A Hedda for Self-Absorbed Modern Times

by Charles Isherwood
New York Times
September 22, 2004

Hedda Gabler and Joni Mitchell - soul mates? Disorienting as it is, that notion may be one of the tamest in Ivo van Hove's strange and strangely enthralling new production of Henrik Ibsen's much-mounted drama about a dangerously frustrated housewife. The arrival of this refreshingly daring revival, which opened last night Off Broadway at New York Theater Workshop, instantly slips the fall theater season into a higher gear.

Mr. van Hove will be known to the city's theater fans as the ornery Flemish director who had the temerity to stage a beloved American classic, "A Streetcar Named Desire,' in and around a bathtub a few years back. The meager rewards didn't justify the liberties taken. But that is assuredly not the case here. Mr. van Hove's remarkable "Hedda Gabler,' which also includes such peculiarities as a can of tomato juice used as a weapon of mass humiliation, and a finale staged almost entirely in darkness, does not necessarily illuminate the play as a dramatic text. That can be left to traditionalists. Mr. van Hove's sights are set considerably higher: he is an artist seeking, as Ibsen once did, to illuminate the world around him.

The production designer Jan Versweyveld, Mr. van Hove's longtime collaborator, has turned the New York Theater Workshop, already one of this city's most funky and inviting theatrical spaces, into a spectacular one. The steeply raked seats float in the middle of a stage that wraps around the audience. Unpainted cliffs of drywall soar nearly to the top of the auditorium. A few chipped and worn pieces of furniture, seemingly collected from an East Village thrift shop, are strewn across the vast stage. Cabinets, casually marked with tape, symbolize the kitchen, the coat room, the attic.

This is not a reasonable representation of the handsome, expensively appointed home spoken of more than once during the play, the dubious prize Hedda Gabler has won for selling herself into bourgeois domesticity as the wife of the dull but respectable scholar George Tesman. Mr. van Hove is more interested in psychological essences than literal contexts, as was Ibsen, particularly in his later, more abstract plays, which this production interestingly evokes. Mr. Versweyveld's empty, echoing space represents an interior landscape: the cold, underpopulated expanses of Hedda's mind, a place with more capacity than she knows what to do with.

Elizabeth Marvel, previously Mr. van Hove's bathing Blanche, plays the title character, who is center stage as the audience enters, casually worrying a few notes at the piano.

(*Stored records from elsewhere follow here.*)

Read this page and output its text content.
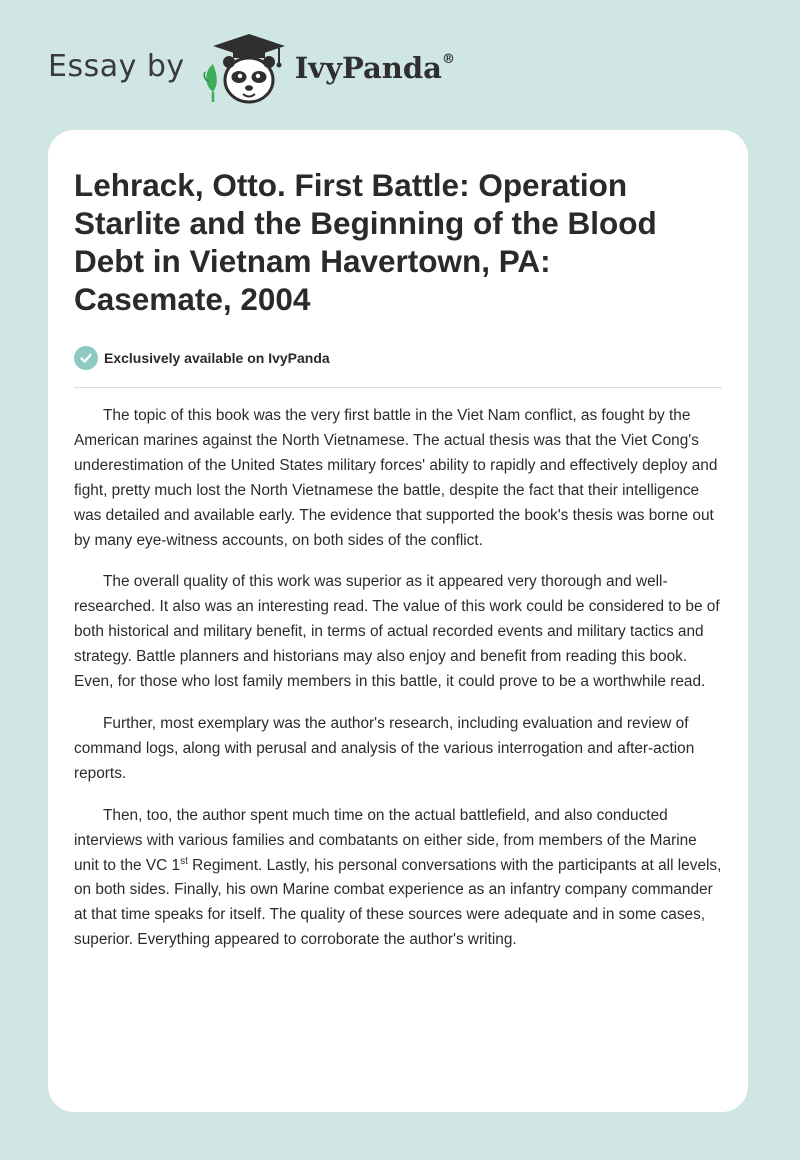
Essay by	IvyPanda®
Lehrack, Otto. First Battle: Operation Starlite and the Beginning of the Blood Debt in Vietnam Havertown, PA: Casemate, 2004
Exclusively available on IvyPanda

The topic of this book was the very first battle in the Viet Nam conflict, as fought by the American marines against the North Vietnamese. The actual thesis was that the Viet Cong's underestimation of the United States military forces' ability to rapidly and effectively deploy and fight, pretty much lost the North Vietnamese the battle, despite the fact that their intelligence was detailed and available early. The evidence that supported the book's thesis was borne out by many eye-witness accounts, on both sides of the conflict.

The overall quality of this work was superior as it appeared very thorough and well-researched. It also was an interesting read. The value of this work could be considered to be of both historical and military benefit, in terms of actual recorded events and military tactics and strategy. Battle planners and historians may also enjoy and benefit from reading this book. Even, for those who lost family members in this battle, it could prove to be a worthwhile read.

Further, most exemplary was the author's research, including evaluation and review of command logs, along with perusal and analysis of the various interrogation and after-action reports.

Then, too, the author spent much time on the actual battlefield, and also conducted interviews with various families and combatants on either side, from members of the Marine unit to the VC 1st Regiment. Lastly, his personal conversations with the participants at all levels, on both sides. Finally, his own Marine combat experience as an infantry company commander at that time speaks for itself. The quality of these sources were adequate and in some cases, superior. Everything appeared to corroborate the author's writing.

She will remain onstage virtually throughout the play - it's impossible to escape your own thoughts, after all. The play describes, among other things, the drama of an agile mind given too little rein to flex its muscles, gradually corrupted by idleness and frustration. In a performance that marks a major achievement for the adventurous Ms. Marvel, she evokes this process with captivating clarity, tracing the disjointed trajectory of an intellect devouring itself.

The manifestations of Hedda's intelligence, in its healthier stages, have an unmistakably contemporary ring: Ms. Marvel uses the deeper recesses of her voice to bring deader-than-deadpan inflections to long passages of Christopher Hampton's admirably starch-free translation. (Think Janeane Garofalo at her sarcastic best.) Her dry rejoinders are often accompanied by a withering, contemptuous glare. But existing alongside this self-conscious irony is a childish impulsiveness. Hedda doesn't just announce her boredom; she demonstrates it by flinging herself on the floor and beating the daylights out of the flower arrangements, a child pointlessly smashing its toys. Hedda's fervent desire to control someone else's destiny, it seems, is a dangerous side effect of her inability to control her emotions.

But Mr. van Hove is not simply anatomizing the self-destruction of a flawed personality; nor is the production's updating a superficial gesture. Mr. van Hove is using Ibsen's text as a mirror to reflect a contemporary culture in which isolation, self-absorption and a need to instantly satisfy emotional whims are the norm. Nearly all the characters in this production share Hedda's shrugging affect and problems with impulse control; their personalities often seem almost interchangeable.